Museum researchers, curators, and scientific associates, have described new species from almost all kingdoms of life, including wasps, minerals, and miniature tarantulas.
“Once again, an end of year tally of new species has revealed a remarkable diversity of life forms and minerals hitherto undescribed,” said Dr. Tim Littlewood, Executive Director of Science at the Natural History Museum. “The Museum’s collection of specimens provide a resource within which to find new species as well as a reference set to recognize specimens and species as new.”
“Revealing new and undescribed species not only sustains our awe of the natural world, it further reveals what we stand to lose and helps estimate the diversity we may lose even before it’s discovered. Our understanding of the natural world’s diversity is negligible and yet we depend on its systems, interconnectedness and complexity for food, water, climate resilience and the air we breathe.”
“In a year when the global mass of biodiversity is being outweighed by human-made mass it feels like a race to document what we are losing. 503 newly discovered species reminds us we represent a single, inquisitive, and immensely powerful species with the fate of many others in our hands.”
The most exciting discovery is a new species of monkey found living on the side of an extinct volcano in Myanmar. The creature was identified using skins and bones that have been in the Museum’s collection for over 100 years.
The monkey, which is critically endangered, has been named the Popa langur after the mountain where it lives. “We hope that the naming of the species will help in its conservation,’ says Roberto Portela Miguez, a senior curator at the museum.
In the last 12 months, the researchers have described a total of three plants, three red seaweeds, ten ciliates, four diatoms, and a lichen. One of these species, Corallina chamberlainiae, is a beautiful seaweed that is found in the south Atlantic waters off of the Falkland Islands.
The team also discovered a crested lizard from Borneo, two new species of frogs, and nine new snakes.
“Our collections are made up of 80 million specimens and contain a huge range of species and a deep history that is key to allowing our scientists to be certain that they have found a creature which is new to science,” said Ken Norris, Head of Life Sciences at the museum.
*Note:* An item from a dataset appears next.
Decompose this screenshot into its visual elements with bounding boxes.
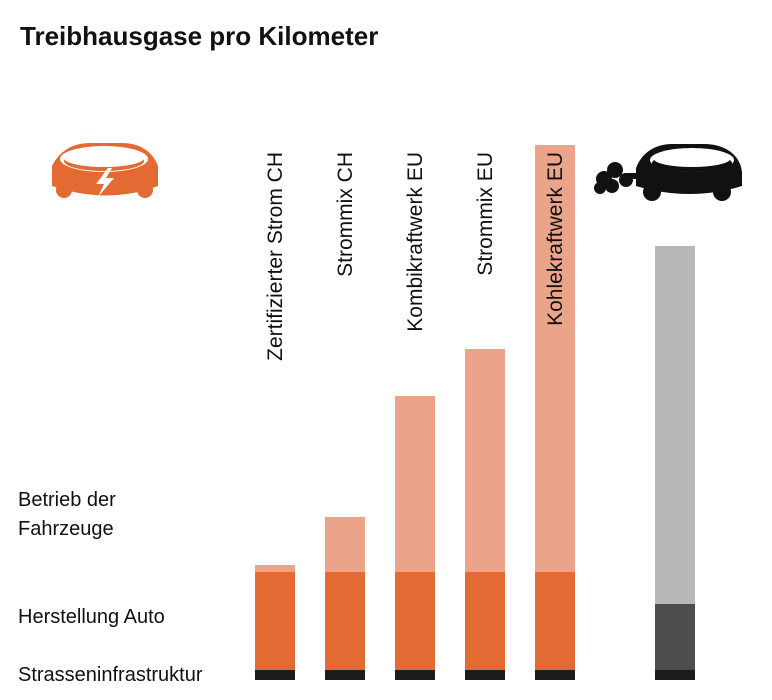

“‘These discoveries go to show the vital role that natural history collections around the world continue to play in describing new species and the hidden diversity that is contained within the collections.”
The team introduced 170 beetles, 70 wasps, and 51 new species of snails. They also named nine moths, six species of centipedes, nine flatworms, one butterfly, and 10 bryozoans. Overall, the team found 122 new fossil species, including many extinct sea creatures.
“With the world changing at an astonishing pace through climate and land use change as well as other numerous pressures on the natural world, it has never been more important to record life on our planet,” said Norris.
“To protect and preserve life on our planet we need to document and understand it. Thanks to the astonishing effort of the Museum’s researchers during this difficult past year, we now know just that little bit more.”